Are we any closer to finding one?

“Had we got rid of Capello after the World Cup, where do we go from there?’’ asked Nugent. “At the moment Harry Redknapp is touted as a replacement.

“The in thing the other year was to bring a foreign manager in who had won things all over Europe. Now it’s talk about getting a 66- year-old English manager in who has very little experience of European club level.

“He comes in, say he does disastrously, fails to qualify for the World Cup. Then he goes, leaves the job and where to do we go from there?

“It just goes on and on and on. There’s a small number of forward thinking people out there who need more influence in the game.’’ And, in the week he returned to our TV screens, the main man in the Apprentice should be considered.

“I’m not a huge fan of Alan Sugar, but he put himself forward for a key role in the FA and never seemed to get a mention,’’ said Nugent. “Yet there is someone who knows football, a hugely successful businessman who wants to get involved. Why don’t we use him?

“I heard Stuart Pearce, I’m a massive fan of his, a great fella. He didn’t come out and say he wouldn’t do it (the England job) but he said he needed more experience.

“He’s a first-rate coach, who is willing to learn all aspects of the game.

“A lot was made of his role in the World Cup, when the video footage came out of him and Capello on the bench. I have to say, Stuart Pearce wouldn’t be bullied by anyone – and I don’t just mean that because of how he was as a player.

“An example of his professional outlook is that on the back seat of his car when I was with him was a load of CDs and books on learning Italian. He is intelligent and there’s a lot of people like that who need to be utilised.

“I don’t like to get into the money distribution side of it all, but look at the top end of the Premier League, who get the deals from Sky and keep it separate from the overall game.

“Until football is all part of the same big picture instead of separate factions there will be problems.

“It’s all short term, there’s no long-term picture.’’ THE White House, Wooler Road, Hartlepool. Thursday, 6.28pm.

“The mental side of the game can make you all better players,’’ says Nugent. It’s quite a statement to a team which has just started the season reformed with a raft of new players who are rather unfamiliar with each other.

He uses a couple of examples of how the state of mind can affect performance.

Andrew Shaw has the biggest physique within the squad. Snapper only plays in emergencies, but does all the paperwork and organising.

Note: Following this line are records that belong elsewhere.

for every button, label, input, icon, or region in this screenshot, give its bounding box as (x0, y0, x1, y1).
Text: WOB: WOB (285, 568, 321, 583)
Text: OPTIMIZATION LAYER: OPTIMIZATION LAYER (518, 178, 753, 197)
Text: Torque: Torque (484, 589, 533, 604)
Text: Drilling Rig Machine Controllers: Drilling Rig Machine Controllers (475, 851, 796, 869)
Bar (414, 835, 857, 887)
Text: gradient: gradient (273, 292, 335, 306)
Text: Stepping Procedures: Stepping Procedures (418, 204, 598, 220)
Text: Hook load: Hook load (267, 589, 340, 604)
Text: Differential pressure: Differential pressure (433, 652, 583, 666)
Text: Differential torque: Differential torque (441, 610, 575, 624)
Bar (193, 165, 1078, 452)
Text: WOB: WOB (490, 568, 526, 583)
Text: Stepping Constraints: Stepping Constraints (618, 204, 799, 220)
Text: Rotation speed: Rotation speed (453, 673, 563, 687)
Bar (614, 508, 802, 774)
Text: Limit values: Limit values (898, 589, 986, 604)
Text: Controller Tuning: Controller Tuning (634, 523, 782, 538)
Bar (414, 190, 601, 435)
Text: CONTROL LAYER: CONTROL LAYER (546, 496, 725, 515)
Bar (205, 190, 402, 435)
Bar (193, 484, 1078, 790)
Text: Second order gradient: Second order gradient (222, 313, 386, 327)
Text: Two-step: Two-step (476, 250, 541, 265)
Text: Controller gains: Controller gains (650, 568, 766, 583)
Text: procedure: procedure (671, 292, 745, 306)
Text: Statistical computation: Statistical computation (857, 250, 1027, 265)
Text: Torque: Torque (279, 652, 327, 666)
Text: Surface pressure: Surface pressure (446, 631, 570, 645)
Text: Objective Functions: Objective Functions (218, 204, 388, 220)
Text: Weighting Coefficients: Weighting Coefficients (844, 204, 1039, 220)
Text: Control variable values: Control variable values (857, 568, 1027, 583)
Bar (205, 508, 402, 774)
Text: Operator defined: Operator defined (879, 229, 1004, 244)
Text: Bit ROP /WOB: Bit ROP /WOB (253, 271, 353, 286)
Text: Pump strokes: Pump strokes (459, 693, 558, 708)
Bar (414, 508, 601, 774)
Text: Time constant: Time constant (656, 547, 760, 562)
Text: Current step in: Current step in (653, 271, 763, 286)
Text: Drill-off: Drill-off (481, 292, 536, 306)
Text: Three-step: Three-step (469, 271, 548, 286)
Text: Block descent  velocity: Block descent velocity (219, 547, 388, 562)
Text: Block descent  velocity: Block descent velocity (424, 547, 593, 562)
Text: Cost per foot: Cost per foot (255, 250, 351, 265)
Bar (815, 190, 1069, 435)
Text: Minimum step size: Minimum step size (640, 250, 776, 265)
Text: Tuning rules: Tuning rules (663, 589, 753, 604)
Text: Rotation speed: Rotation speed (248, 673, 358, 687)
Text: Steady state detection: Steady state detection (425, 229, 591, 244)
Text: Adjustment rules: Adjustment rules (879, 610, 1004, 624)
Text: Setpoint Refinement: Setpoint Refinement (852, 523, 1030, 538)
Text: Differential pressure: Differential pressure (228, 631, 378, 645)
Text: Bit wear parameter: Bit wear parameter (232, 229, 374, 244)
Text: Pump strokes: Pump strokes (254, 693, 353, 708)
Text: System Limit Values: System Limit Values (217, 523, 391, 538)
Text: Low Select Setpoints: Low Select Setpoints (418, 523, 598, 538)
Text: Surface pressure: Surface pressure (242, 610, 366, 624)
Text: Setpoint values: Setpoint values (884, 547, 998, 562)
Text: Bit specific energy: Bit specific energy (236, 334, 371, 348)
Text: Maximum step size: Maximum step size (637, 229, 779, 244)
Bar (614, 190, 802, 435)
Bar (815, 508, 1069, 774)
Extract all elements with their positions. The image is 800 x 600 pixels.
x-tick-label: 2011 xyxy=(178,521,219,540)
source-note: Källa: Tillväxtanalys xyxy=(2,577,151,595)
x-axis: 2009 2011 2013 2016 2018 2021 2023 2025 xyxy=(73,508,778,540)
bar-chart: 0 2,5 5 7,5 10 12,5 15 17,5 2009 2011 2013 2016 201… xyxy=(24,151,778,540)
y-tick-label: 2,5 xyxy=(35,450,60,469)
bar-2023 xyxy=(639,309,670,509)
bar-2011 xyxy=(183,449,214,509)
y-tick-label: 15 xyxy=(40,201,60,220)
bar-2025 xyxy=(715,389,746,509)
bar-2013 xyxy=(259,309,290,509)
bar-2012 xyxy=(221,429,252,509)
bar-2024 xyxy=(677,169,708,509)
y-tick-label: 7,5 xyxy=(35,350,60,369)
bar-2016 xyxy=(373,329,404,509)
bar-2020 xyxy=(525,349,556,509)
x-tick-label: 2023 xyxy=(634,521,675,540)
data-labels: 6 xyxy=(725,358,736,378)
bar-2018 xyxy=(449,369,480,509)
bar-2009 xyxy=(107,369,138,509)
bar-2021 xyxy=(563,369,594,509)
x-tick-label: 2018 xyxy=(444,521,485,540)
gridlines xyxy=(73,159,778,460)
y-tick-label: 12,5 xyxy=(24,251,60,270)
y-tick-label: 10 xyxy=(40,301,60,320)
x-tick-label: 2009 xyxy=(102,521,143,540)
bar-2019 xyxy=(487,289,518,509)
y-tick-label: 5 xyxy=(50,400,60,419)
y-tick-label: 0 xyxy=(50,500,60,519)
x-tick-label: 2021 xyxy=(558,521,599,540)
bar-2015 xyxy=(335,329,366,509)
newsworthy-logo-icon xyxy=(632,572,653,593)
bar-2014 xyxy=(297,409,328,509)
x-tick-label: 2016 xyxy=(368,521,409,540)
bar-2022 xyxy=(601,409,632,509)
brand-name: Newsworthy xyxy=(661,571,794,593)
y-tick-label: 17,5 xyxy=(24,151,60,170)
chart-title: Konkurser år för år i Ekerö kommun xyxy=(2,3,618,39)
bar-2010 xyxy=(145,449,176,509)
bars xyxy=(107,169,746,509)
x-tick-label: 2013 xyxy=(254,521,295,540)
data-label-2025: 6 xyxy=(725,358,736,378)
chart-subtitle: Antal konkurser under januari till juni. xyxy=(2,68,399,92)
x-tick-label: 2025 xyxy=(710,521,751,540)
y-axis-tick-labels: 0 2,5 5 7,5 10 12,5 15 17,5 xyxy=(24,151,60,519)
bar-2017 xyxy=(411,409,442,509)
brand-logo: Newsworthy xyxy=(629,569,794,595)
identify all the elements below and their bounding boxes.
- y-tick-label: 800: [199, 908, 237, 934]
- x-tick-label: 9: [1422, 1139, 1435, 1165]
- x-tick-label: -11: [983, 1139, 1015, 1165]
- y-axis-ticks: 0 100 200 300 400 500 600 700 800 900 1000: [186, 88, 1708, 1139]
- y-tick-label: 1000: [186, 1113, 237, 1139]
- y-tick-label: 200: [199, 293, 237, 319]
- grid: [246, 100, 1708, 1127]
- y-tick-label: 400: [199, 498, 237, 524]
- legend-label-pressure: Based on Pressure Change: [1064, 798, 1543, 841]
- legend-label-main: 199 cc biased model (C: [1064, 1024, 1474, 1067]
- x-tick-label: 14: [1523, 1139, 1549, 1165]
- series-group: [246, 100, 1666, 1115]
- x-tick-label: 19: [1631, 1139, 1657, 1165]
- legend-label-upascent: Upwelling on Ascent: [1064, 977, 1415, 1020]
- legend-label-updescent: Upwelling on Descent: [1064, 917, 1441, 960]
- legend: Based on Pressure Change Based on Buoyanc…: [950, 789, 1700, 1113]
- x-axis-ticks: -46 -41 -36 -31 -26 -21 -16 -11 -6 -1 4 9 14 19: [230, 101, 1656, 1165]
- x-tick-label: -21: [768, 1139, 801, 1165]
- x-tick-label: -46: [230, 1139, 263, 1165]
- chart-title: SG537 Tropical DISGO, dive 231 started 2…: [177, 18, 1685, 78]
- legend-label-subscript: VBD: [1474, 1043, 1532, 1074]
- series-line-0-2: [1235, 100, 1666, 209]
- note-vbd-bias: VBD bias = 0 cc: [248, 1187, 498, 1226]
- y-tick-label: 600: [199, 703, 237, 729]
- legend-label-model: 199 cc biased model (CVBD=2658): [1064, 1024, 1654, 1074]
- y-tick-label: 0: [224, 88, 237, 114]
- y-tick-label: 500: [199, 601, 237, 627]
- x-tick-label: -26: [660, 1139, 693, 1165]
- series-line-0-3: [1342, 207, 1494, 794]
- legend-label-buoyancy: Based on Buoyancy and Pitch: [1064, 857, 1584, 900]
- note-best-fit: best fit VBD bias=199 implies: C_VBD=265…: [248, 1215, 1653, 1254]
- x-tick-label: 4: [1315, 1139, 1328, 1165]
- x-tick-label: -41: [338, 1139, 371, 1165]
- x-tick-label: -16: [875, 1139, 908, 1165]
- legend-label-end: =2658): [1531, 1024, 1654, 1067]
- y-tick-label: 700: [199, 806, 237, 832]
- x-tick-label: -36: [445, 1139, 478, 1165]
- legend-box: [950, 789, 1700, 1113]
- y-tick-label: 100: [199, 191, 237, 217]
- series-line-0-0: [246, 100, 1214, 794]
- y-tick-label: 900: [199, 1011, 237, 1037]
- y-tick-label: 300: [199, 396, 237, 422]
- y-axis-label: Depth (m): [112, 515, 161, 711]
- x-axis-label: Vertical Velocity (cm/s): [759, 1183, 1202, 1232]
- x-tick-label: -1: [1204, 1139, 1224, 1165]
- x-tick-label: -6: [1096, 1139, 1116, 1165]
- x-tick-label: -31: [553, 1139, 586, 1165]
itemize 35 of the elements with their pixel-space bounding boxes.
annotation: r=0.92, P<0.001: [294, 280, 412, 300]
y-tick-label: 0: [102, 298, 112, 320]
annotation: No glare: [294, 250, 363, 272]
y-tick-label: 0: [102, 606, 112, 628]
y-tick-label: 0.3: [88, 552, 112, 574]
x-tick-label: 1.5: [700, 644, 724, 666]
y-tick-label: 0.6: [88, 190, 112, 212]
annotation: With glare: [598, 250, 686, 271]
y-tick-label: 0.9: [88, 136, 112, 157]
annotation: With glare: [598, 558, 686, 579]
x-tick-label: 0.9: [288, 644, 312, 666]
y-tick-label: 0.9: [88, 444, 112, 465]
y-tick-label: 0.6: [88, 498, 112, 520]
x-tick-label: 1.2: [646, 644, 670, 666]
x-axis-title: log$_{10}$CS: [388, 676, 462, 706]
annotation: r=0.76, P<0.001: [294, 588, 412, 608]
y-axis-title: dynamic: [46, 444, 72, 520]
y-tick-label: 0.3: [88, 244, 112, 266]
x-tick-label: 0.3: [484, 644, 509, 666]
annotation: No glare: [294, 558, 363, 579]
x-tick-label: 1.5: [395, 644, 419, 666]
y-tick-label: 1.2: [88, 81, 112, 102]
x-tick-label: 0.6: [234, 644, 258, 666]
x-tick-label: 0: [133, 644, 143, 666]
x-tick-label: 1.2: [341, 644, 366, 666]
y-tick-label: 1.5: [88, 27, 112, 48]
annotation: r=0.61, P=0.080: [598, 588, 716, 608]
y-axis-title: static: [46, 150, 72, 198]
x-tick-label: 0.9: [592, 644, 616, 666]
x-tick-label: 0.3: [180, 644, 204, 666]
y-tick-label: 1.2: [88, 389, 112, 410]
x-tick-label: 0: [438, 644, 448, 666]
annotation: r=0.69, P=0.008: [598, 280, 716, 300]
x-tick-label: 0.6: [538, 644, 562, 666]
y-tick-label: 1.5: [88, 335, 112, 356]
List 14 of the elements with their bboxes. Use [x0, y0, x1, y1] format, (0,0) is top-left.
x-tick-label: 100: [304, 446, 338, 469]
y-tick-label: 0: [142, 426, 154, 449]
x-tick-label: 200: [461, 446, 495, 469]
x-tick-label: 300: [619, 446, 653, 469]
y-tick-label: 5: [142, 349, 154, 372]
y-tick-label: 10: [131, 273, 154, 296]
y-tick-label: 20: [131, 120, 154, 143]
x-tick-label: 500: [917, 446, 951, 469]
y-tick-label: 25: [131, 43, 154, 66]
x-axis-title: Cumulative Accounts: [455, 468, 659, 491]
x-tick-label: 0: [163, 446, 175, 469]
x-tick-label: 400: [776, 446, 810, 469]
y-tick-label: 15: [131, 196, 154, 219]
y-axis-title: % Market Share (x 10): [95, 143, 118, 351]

Six foot four and 19 stone, he’s a big, strong unit.

So Nugent picks him out and gets him to the front.

With Shaw flexing his right arm tense, Nugent tries to force it down. He can’t.

Put a couple of words in his head to divert focus and it’s a different story.

First, a positive thought.

Nugent asks him to repeat a word out loud which inspires: he picks money.

Shaw repeats the phrase over and over again as Nugent presses down in the same manner he tried before.

There’s a bit of movement, the arm flexes a bit.

Now for a negative. A word that riles. He opts for insurance.

Insurance, insurance, insurance, he repeats. Nugent presses down again. Shaw’s arm collapses.

Negative thoughts mean a negative response. A simple display of why you should think positive during a game.

Made a bad pass? Think next ball. Missed a header?

Think next ball. Block the last one out, focus on your next involvement and make it a positive one.

It’s a strategy Nugent has used regularly with a player who broke into the Liverpool team as a teenager and made a big difference to his game.

Gofton’s half-time outbursts are mentioned, brought up by all and sundry in the room.

It’s been a bane for years.

“In those few minutes you have with them, tell them what you want them to do – not what you don’t want them to do,’’ is Nugent’s solution.

“It’s no good bollocking people, that will only get their heads down. Think of three good points, three positives.

“Three things they can all improve on and do better with in the second-half.’’ It’s a notion that worked first-time out, now he’s got until the season ends in May to keep it going. Then promotion may beckon.